14 Não adulterarás. A quebra dos votos conjugais condenada pelo sétimo mandamento é frequentemente utilizada na Escritura como uma analogia da quebra, por parte de Israel, da sua aliança com Deus. Veja, por exemplo, Oséias 3:1 (Andrews Study Bible).
16 falso testemunho. O cerne do nono mandamento se relaciona com questões judiciais.Falso testemunho pode injustamente condenar o inocente ou libertar o culpado (Andrews Study Bible).
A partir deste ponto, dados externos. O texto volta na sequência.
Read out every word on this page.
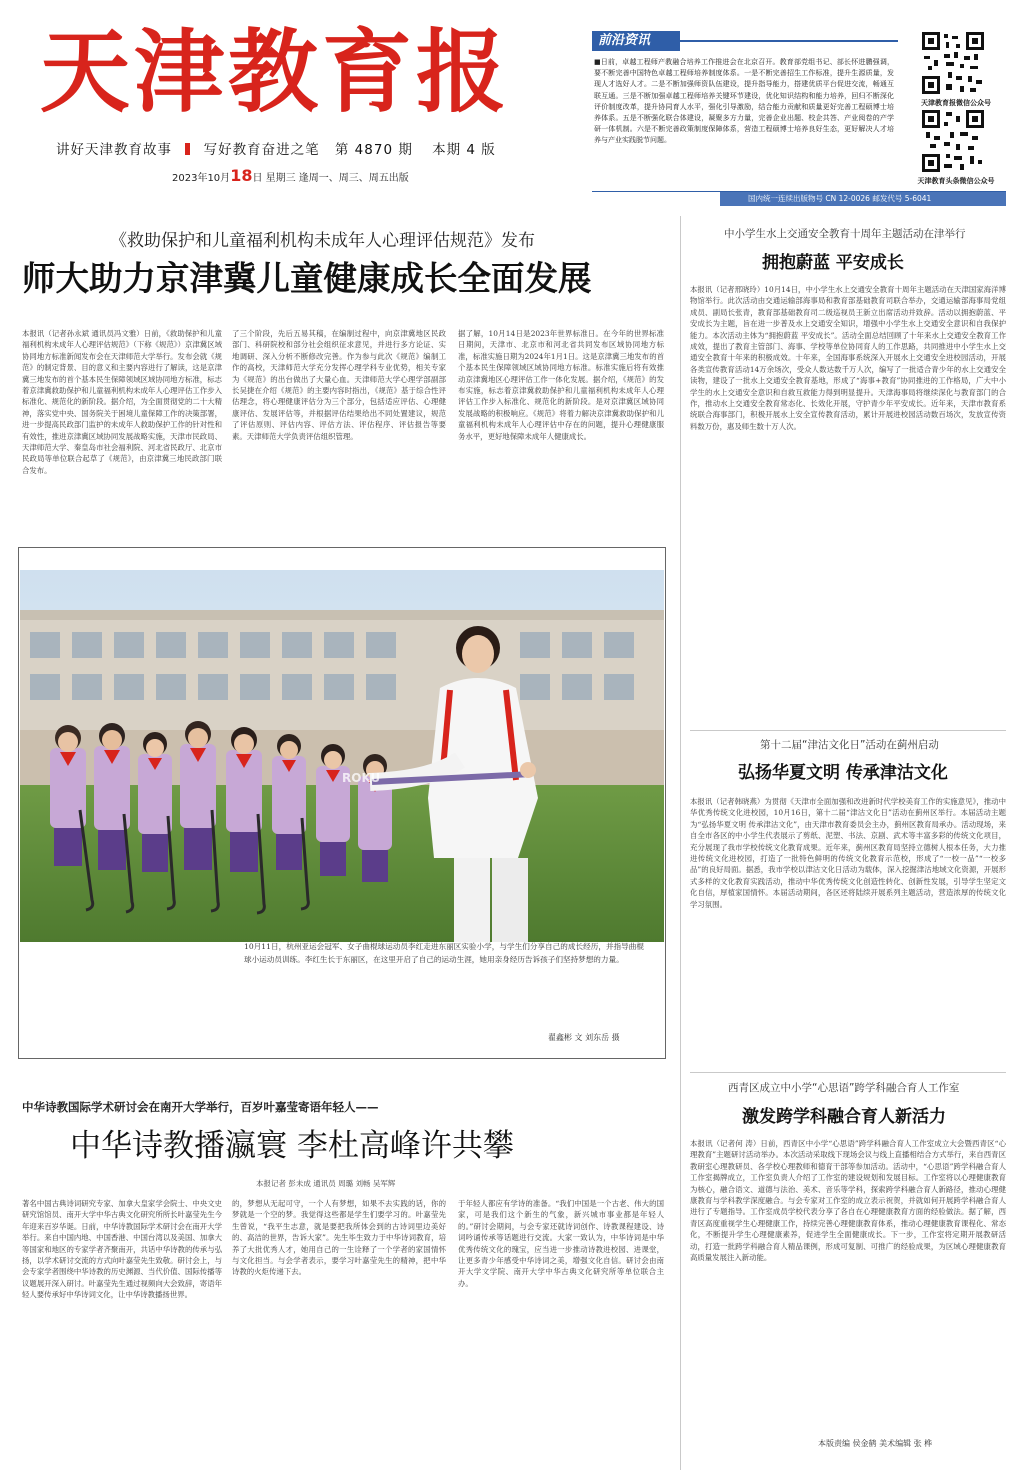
天津教育报
讲好天津教育故事 写好教育奋进之笔 第 4870 期 本期 4 版
2023年10月18日 星期三 逢周一、周三、周五出版
前沿资讯
■日前，卓越工程师产教融合培养工作推进会在北京召开。教育部党组书记、部长怀进鹏强调，要不断完善中国特色卓越工程师培养制度体系。一是不断完善招生工作标准，提升生源质量，发现人才选好人才。二是不断加强师资队伍建设，提升指导能力，搭建优质平台促进交流，畅通互联互通。三是不断加强卓越工程师培养关键环节建设，优化知识结构和能力培养，回归不断深化评价制度改革，提升协同育人水平，强化引导激励，结合能力贡献和质量更好完善工程硕博士培养体系。五是不断强化联合体建设，凝聚多方力量，完善企业出题、校企共答、产业阅卷的产学研一体机制。六是不断完善政策制度保障体系，营造工程硕博士培养良好生态，更好解决人才培养与产业实践脱节问题。
天津教育报微信公众号
天津教育头条微信公众号
国内统一连续出版物号 CN 12-0026 邮发代号 5-6041
《救助保护和儿童福利机构未成年人心理评估规范》发布
师大助力京津冀儿童健康成长全面发展
本报讯（记者孙永斌 通讯员冯文雅）日前，《救助保护和儿童福利机构未成年人心理评估规范》（下称《规范》）京津冀区域协同地方标准新闻发布会在天津师范大学举行。发布会就《规范》的制定背景、目的意义和主要内容进行了解读，这是京津冀三地发布的首个基本民生保障领域区域协同地方标准，标志着京津冀救助保护和儿童福利机构未成年人心理评估工作步入标准化、规范化的新阶段。据介绍，为全面贯彻党的二十大精神，落实党中央、国务院关于困境儿童保障工作的决策部署，进一步提高民政部门监护的未成年人救助保护工作的针对性和有效性，推进京津冀区域协同发展战略实施，天津市民政局、天津师范大学、秦皇岛市社会福利院、河北省民政厅、北京市民政局等单位联合起草了《规范》，由京津冀三地民政部门联合发布。
了三个阶段，先后五易其稿，在编制过程中，向京津冀地区民政部门、科研院校和部分社会组织征求意见，并进行多方论证、实地调研、深入分析不断修改完善。作为参与此次《规范》编制工作的高校，天津师范大学充分发挥心理学科专业优势，相关专家为《规范》的出台做出了大量心血。天津师范大学心理学部副部长吴捷在介绍《规范》的主要内容时指出，《规范》基于综合性评估理念，将心理健康评估分为三个部分，包括适应评估、心理健康评估、发展评估等，并根据评估结果给出不同处置建议，规范了评估原则、评估内容、评估方法、评估程序、评估报告等要素。天津师范大学负责评估组织管理。
据了解，10月14日是2023年世界标准日。在今年的世界标准日期间，天津市、北京市和河北省共同发布区域协同地方标准，标准实施日期为2024年1月1日。这是京津冀三地发布的首个基本民生保障领域区域协同地方标准。标准实施后将有效推动京津冀地区心理评估工作一体化发展。据介绍，《规范》的发布实施，标志着京津冀救助保护和儿童福利机构未成年人心理评估工作步入标准化、规范化的新阶段。是对京津冀区域协同发展战略的积极响应。《规范》将着力解决京津冀救助保护和儿童福利机构未成年人心理评估中存在的问题，提升心理健康服务水平，更好地保障未成年人健康成长。
ROKU
10月11日，杭州亚运会冠军、女子曲棍球运动员李红走进东丽区实验小学，与学生们分享自己的成长经历，并指导曲棍球小运动员训练。李红生长于东丽区，在这里开启了自己的运动生涯，她用亲身经历告诉孩子们坚持梦想的力量。
翟鑫彬 文 刘东岳 摄
中小学生水上交通安全教育十周年主题活动在津举行
拥抱蔚蓝 平安成长
本报讯（记者邢晓玲）10月14日，中小学生水上交通安全教育十周年主题活动在天津国家海洋博物馆举行。此次活动由交通运输部海事局和教育部基础教育司联合举办，交通运输部海事局党组成员、副局长张青，教育部基础教育司二级巡视员王新立出席活动并致辞。活动以拥抱蔚蓝、平安成长为主题，旨在进一步普及水上交通安全知识，增强中小学生水上交通安全意识和自我保护能力。本次活动主体为“拥抱蔚蓝 平安成长”。活动全面总结回顾了十年来水上交通安全教育工作成效，提出了教育主管部门、海事、学校等单位协同育人的工作思路，共同推进中小学生水上交通安全教育十年来的积极成效。十年来，全国海事系统深入开展水上交通安全进校园活动，开展各类宣传教育活动14万余场次，受众人数达数千万人次，编写了一批适合青少年的水上交通安全读物，建设了一批水上交通安全教育基地，形成了“海事+教育”协同推进的工作格局，广大中小学生的水上交通安全意识和自救互救能力得到明显提升。天津海事局将继续深化与教育部门的合作，推动水上交通安全教育常态化、长效化开展，守护青少年平安成长。近年来，天津市教育系统联合海事部门，积极开展水上安全宣传教育活动，累计开展进校园活动数百场次，发放宣传资料数万份，惠及师生数十万人次。
第十二届“津沽文化日”活动在蓟州启动
弘扬华夏文明 传承津沽文化
本报讯（记者韩晓燕）为贯彻《天津市全面加强和改进新时代学校美育工作的实施意见》，推动中华优秀传统文化进校园，10月16日，第十二届“津沽文化日”活动在蓟州区举行。本届活动主题为“弘扬华夏文明 传承津沽文化”，由天津市教育委员会主办，蓟州区教育局承办。活动现场，来自全市各区的中小学生代表展示了剪纸、泥塑、书法、京剧、武术等丰富多彩的传统文化项目，充分展现了我市学校传统文化教育成果。近年来，蓟州区教育局坚持立德树人根本任务，大力推进传统文化进校园，打造了一批特色鲜明的传统文化教育示范校，形成了“一校一品”“一校多品”的良好局面。据悉，我市学校以津沽文化日活动为载体，深入挖掘津沽地域文化资源，开展形式多样的文化教育实践活动，推动中华优秀传统文化创造性转化、创新性发展，引导学生坚定文化自信，厚植家国情怀。本届活动期间，各区还将陆续开展系列主题活动，营造浓厚的传统文化学习氛围。
西青区成立中小学“心思语”跨学科融合育人工作室
激发跨学科融合育人新活力
本报讯（记者何 涛）日前，西青区中小学“心思语”跨学科融合育人工作室成立大会暨西青区“心理教育”主题研讨活动举办。本次活动采取线下现场会议与线上直播相结合方式举行，来自西青区教研室心理教研员、各学校心理教师和德育干部等参加活动。活动中，“心思语”跨学科融合育人工作室揭牌成立，工作室负责人介绍了工作室的建设规划和发展目标。工作室将以心理健康教育为核心，融合语文、道德与法治、美术、音乐等学科，探索跨学科融合育人新路径，推动心理健康教育与学科教学深度融合。与会专家对工作室的成立表示祝贺，并就如何开展跨学科融合育人进行了专题指导。工作室成员学校代表分享了各自在心理健康教育方面的经验做法。据了解，西青区高度重视学生心理健康工作，持续完善心理健康教育体系，推动心理健康教育课程化、常态化，不断提升学生心理健康素养，促进学生全面健康成长。下一步，工作室将定期开展教研活动，打造一批跨学科融合育人精品课例，形成可复制、可推广的经验成果，为区域心理健康教育高质量发展注入新动能。
本版责编 侯金鹤 美术编辑 张 桦
中华诗教国际学术研讨会在南开大学举行，百岁叶嘉莹寄语年轻人——
中华诗教播瀛寰 李杜高峰许共攀
本报记者 彭未成 通讯员 周璐 刘畅 吴军辉
著名中国古典诗词研究专家、加拿大皇家学会院士、中央文史研究馆馆员、南开大学中华古典文化研究所所长叶嘉莹先生今年迎来百岁华诞。日前，中华诗教国际学术研讨会在南开大学举行。来自中国内地、中国香港、中国台湾以及美国、加拿大等国家和地区的专家学者齐聚南开，共话中华诗教的传承与弘扬，以学术研讨交流的方式向叶嘉莹先生致敬。研讨会上，与会专家学者围绕中华诗教的历史渊源、当代价值、国际传播等议题展开深入研讨。叶嘉莹先生通过视频向大会致辞，寄语年轻人要传承好中华诗词文化，让中华诗教播扬世界。
的，梦想从无起可守，一个人有梦想，如果不去实践的话，你的梦就是一个空的梦。我觉得这些都是学生们要学习的。叶嘉莹先生曾说，“我平生志意，就是要把我所体会到的古诗词里边美好的、高洁的世界，告诉大家”。先生毕生致力于中华诗词教育，培养了大批优秀人才，她用自己的一生诠释了一个学者的家国情怀与文化担当。与会学者表示，要学习叶嘉莹先生的精神，把中华诗教的火炬传递下去。
于年轻人都应有学诗的准备。“我们中国是一个古老、伟大的国家，可是我们这个新生的气象，新兴城市事业都是年轻人的。”研讨会期间，与会专家还就诗词创作、诗教课程建设、诗词吟诵传承等话题进行交流。大家一致认为，中华诗词是中华优秀传统文化的瑰宝，应当进一步推动诗教进校园、进课堂，让更多青少年感受中华诗词之美，增强文化自信。研讨会由南开大学文学院、南开大学中华古典文化研究所等单位联合主办。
17 não cobiçarás. O décimo mandamento é único por tratar especificamente com uma atitude interna em vez de um ato externo.Compare com o Sermão do Monte, que também enfatiza a atitude (Mat. 5:21-37) (Andrews Study Bible).
18-21 Esta breve história destaca a importante função mediadora de Moisés (Andrews Study Bible).
19 fala-nos tu. A atitude comum dos que não se converteram pessoalmente a Deus, mediante a obra de Jesus Cristo. Querem mediadores, sacerdotes, que lhes dêem preceitos carnais, que possam cumprir fisicamente, mas não de comunhão com Deus. Bíblia Shedd.
22-26 Diferentes tipos de altares são conhecidos dos registros arqueológicos. Altares desempenhavam uma função chave no serviço sacrifical e sua construção era regida por leis específicas (Andrews Study Bible).
22 dos céus Eu vos falei. A voz de Deus intervém na situação humana como interveio no caos para criar o Universo (Sl 33.6), e por isso não há lógica em consultar as obras esculpidas pelo homem (23). Bíblia Shedd.
26 A ordem e a decência são exigidas em um culto, sem a mínima mescla de malícia. Às vezes, nossos cultos de hoje carecem disto. Bíblia Shedd.